I recently watched Akira Kurosawa's Stray Dog (野良犬, 1949), a classic film noir set in Tokyo just after the war. Filmed in the sweltering Japanese summer, the heat and humidity pervades every frame, as sweat drips from the characters, slowly adding to the building tensions and frustrations.

The legendary Toshiro Mifune, of Rashomon and Seven Samurai fame, plays a headstrong, yet naive, young detective whose gun is stolen on a crowded bus. As his missing gun starts to be used in crimes, he desperately searches Tokyo's seedy underworld to track down the killer before more murders are committed. AllMovie.com notes that "Mifune, young and hungry, is tightly coiled in Stray Dog, a complicated mass of insecurity and bravado".

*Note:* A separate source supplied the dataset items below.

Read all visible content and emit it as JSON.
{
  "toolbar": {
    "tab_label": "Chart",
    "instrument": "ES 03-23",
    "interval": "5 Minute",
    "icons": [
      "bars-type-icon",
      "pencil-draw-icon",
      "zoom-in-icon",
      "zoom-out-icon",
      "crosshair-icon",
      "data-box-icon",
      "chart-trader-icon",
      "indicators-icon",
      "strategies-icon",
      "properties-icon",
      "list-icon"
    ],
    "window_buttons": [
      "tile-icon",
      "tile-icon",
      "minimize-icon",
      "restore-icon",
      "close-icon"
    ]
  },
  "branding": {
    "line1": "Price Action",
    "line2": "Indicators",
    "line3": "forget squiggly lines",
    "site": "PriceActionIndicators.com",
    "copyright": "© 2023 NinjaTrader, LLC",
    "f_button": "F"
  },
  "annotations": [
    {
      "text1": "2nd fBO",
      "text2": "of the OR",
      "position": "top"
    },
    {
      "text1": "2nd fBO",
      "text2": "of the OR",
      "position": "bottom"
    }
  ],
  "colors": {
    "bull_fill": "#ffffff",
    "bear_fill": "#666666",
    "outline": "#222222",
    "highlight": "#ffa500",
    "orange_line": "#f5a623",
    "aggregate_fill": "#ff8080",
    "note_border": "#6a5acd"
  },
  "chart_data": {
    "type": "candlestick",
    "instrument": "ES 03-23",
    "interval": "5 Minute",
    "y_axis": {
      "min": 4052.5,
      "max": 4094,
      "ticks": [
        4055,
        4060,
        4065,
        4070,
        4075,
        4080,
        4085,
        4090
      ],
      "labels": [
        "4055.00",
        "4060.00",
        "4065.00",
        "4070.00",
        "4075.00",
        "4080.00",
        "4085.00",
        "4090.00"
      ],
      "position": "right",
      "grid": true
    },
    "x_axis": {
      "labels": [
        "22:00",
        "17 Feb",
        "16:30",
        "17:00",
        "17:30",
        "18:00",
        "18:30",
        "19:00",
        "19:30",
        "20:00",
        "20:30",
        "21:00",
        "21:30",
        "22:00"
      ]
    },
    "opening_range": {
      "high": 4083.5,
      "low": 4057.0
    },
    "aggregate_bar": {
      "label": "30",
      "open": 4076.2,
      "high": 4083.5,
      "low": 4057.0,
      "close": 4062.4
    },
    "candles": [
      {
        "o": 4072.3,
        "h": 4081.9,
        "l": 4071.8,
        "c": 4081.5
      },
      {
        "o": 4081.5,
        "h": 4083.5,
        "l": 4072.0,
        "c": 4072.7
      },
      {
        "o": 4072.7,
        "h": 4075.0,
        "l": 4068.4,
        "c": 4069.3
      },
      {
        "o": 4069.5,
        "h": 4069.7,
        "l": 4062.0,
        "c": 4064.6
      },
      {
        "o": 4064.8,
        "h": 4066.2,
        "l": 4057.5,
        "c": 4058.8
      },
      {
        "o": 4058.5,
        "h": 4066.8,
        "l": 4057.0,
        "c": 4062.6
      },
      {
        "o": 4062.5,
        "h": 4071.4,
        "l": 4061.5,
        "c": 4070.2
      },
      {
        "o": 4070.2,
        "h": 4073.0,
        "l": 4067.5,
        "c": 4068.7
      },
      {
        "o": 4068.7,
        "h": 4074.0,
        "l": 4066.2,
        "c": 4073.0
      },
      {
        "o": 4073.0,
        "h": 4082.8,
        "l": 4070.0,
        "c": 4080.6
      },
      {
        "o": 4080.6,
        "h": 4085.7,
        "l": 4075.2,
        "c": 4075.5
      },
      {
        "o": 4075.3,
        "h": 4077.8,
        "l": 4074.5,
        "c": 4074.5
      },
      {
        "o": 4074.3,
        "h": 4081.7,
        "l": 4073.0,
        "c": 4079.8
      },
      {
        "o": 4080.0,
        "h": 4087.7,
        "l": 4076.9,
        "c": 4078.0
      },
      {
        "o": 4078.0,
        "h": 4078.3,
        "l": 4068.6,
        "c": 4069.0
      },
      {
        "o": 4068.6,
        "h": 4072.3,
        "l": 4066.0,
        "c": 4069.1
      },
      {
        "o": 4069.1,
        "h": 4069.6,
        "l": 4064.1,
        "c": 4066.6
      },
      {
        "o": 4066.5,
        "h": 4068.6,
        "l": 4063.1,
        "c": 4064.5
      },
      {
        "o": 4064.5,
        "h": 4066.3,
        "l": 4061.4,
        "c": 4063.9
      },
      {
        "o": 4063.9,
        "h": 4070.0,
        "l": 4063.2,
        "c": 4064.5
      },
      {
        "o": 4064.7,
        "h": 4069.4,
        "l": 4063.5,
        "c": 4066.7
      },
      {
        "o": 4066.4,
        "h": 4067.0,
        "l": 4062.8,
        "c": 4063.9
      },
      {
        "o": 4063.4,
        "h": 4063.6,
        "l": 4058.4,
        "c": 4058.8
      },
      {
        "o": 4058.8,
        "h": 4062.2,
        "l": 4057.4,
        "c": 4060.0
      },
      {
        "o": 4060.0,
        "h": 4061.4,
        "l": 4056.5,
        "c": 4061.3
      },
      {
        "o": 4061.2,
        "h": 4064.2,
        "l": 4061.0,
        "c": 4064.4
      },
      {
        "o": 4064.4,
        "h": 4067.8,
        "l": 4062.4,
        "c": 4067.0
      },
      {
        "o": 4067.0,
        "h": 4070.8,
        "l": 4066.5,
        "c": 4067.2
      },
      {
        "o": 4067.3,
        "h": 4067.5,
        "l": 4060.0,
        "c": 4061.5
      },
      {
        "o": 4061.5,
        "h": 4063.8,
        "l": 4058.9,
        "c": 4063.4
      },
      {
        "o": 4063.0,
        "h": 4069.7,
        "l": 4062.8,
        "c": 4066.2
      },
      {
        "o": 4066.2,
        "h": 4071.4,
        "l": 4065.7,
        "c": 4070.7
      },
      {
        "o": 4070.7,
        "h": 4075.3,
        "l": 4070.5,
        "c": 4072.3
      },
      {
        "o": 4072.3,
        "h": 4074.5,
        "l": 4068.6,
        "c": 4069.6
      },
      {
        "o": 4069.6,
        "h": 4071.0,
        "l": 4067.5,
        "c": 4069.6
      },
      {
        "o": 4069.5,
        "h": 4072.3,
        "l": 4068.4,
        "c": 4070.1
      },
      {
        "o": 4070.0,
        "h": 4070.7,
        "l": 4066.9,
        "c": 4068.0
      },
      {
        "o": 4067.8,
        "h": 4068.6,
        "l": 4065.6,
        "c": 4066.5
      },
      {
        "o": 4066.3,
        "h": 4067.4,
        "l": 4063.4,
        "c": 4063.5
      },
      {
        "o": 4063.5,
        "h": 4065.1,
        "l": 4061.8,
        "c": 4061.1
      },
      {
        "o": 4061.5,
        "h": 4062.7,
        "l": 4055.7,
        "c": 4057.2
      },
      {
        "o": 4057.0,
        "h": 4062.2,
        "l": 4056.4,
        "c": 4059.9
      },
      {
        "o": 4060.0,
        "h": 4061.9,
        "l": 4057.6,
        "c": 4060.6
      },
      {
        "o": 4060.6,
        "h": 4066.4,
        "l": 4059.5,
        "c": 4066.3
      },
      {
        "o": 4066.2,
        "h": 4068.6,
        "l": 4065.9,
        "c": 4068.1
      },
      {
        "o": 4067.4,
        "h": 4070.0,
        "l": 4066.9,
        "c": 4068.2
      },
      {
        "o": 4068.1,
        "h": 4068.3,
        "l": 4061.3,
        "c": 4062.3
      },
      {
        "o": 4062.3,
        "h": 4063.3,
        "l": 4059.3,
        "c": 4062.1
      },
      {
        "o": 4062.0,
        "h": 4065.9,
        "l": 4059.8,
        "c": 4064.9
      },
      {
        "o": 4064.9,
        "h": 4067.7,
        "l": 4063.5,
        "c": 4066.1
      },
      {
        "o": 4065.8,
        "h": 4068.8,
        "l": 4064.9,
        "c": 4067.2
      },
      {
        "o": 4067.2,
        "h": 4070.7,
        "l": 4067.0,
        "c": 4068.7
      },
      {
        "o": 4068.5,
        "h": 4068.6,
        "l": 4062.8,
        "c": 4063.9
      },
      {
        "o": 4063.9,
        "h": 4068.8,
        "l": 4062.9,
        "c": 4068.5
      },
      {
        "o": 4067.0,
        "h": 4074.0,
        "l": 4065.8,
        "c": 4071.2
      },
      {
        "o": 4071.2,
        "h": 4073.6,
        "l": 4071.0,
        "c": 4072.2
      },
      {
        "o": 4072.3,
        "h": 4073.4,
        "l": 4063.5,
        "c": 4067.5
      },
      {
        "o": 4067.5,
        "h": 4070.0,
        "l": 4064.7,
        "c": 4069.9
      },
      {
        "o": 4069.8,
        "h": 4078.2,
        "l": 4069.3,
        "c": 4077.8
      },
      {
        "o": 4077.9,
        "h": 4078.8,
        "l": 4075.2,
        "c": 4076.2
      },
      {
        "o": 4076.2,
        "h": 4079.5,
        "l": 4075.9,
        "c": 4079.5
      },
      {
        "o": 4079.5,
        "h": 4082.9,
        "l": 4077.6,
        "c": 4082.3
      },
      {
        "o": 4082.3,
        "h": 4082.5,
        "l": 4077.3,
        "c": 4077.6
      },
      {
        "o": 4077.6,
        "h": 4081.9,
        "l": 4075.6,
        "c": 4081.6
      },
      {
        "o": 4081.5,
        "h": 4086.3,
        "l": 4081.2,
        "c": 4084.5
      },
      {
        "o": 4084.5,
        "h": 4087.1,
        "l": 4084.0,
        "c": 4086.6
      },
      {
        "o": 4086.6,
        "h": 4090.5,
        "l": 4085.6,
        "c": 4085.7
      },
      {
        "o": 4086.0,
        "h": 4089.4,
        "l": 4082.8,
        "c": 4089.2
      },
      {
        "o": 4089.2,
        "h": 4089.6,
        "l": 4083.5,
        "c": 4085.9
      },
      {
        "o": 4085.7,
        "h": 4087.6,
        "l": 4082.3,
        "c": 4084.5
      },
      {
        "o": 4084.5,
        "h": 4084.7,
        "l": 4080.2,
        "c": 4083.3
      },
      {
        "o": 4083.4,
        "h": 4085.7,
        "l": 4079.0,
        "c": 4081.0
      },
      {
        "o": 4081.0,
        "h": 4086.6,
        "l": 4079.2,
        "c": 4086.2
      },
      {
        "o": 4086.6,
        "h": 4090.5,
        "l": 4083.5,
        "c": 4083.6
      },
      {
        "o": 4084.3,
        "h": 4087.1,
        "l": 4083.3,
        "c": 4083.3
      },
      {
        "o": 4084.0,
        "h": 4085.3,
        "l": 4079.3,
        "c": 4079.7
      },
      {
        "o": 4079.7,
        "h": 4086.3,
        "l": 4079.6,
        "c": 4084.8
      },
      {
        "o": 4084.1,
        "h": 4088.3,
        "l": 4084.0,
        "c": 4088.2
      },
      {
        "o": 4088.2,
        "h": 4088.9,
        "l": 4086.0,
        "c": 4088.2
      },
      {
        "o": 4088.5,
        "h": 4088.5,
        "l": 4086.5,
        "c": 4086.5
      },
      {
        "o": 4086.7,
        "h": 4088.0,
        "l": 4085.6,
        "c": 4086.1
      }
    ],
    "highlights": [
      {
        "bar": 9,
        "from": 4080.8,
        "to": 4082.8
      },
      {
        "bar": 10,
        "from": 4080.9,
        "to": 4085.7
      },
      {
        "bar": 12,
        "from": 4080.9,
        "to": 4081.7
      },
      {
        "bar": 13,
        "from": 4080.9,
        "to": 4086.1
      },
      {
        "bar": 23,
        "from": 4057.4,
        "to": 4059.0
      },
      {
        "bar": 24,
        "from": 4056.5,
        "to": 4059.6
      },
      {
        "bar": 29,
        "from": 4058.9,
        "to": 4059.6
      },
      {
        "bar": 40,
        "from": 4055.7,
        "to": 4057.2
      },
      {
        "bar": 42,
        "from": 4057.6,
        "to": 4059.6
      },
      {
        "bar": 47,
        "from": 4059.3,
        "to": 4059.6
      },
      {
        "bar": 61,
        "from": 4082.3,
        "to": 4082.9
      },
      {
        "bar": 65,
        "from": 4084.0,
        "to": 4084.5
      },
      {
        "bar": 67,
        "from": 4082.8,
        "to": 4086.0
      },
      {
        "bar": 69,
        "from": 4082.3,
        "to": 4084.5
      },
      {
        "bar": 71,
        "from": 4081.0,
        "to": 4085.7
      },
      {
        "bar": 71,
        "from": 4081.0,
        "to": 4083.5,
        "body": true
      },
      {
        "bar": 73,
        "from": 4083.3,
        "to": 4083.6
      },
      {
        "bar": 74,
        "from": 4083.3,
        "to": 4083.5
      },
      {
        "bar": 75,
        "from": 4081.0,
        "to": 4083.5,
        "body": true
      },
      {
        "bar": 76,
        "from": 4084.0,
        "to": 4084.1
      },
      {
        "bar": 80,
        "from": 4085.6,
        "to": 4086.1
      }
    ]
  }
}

Stray Dog has classic noir elements, including shadowy lighting, urban crime, a man trapped in a living nightmare and an increasingly blurred sense of what is right or wrong. More than just a psychological crime thriller, it also contains a nine-minute montage that wordlessly captures post-war Tokyo's crowded streets and alleys, with real-life blackmarket figures, hawkers and drifters. All were filmed surreptitiously by Kurosawa as Mifune wandered the streets in Tokyo's sweltering summer.

11 June 2011

2046

I re-watched Wong Kar Wai's 2046 last night. I remember waiting for this film. Rumours swirled. It would be set in 1960s Hong Kong, as a companion piece to In the Mood for Love. It would be set in the year 2046 and feature robots. It would star Tony Leung and and feature Maggie Cheung, Gong Li, and Carina Lau, and Faye Wong and Zhang Zi Yi. Chang Chen (Taiwan) and Kimura Takuya (Japan) had roles. I wondered how these leading actors would fit into one film, and how their different languages of Cantonese, Mandarin, and Japanese could fit together.

Somehow, it does contain all those elements and more, as it explores key WKW themes of memory, loss, and reflections on failed romance. For me, the look of 2046 is just stunningly beautiful... combining saturated colours, muted lighting, elegant costumes and sexual desire within tight, enclosed interiors. Intriguingly, 2046 references earlier films in which some characters appear, revealing more about their background and motivations. Also intriguing is the way that scenes between actors who speak different languages are integrated - without much apparent difficulty. That use of language, and the fact that it is set in Hong Kong and Singapore, with characters from Japan and Cambodia (including the mysterious 'black widow' gambler Su Lizhen from Phnom Penh) gives it a pan-Asian quality. 2046 is a complex and often puzzling fim, but one that rewards a repeat viewing.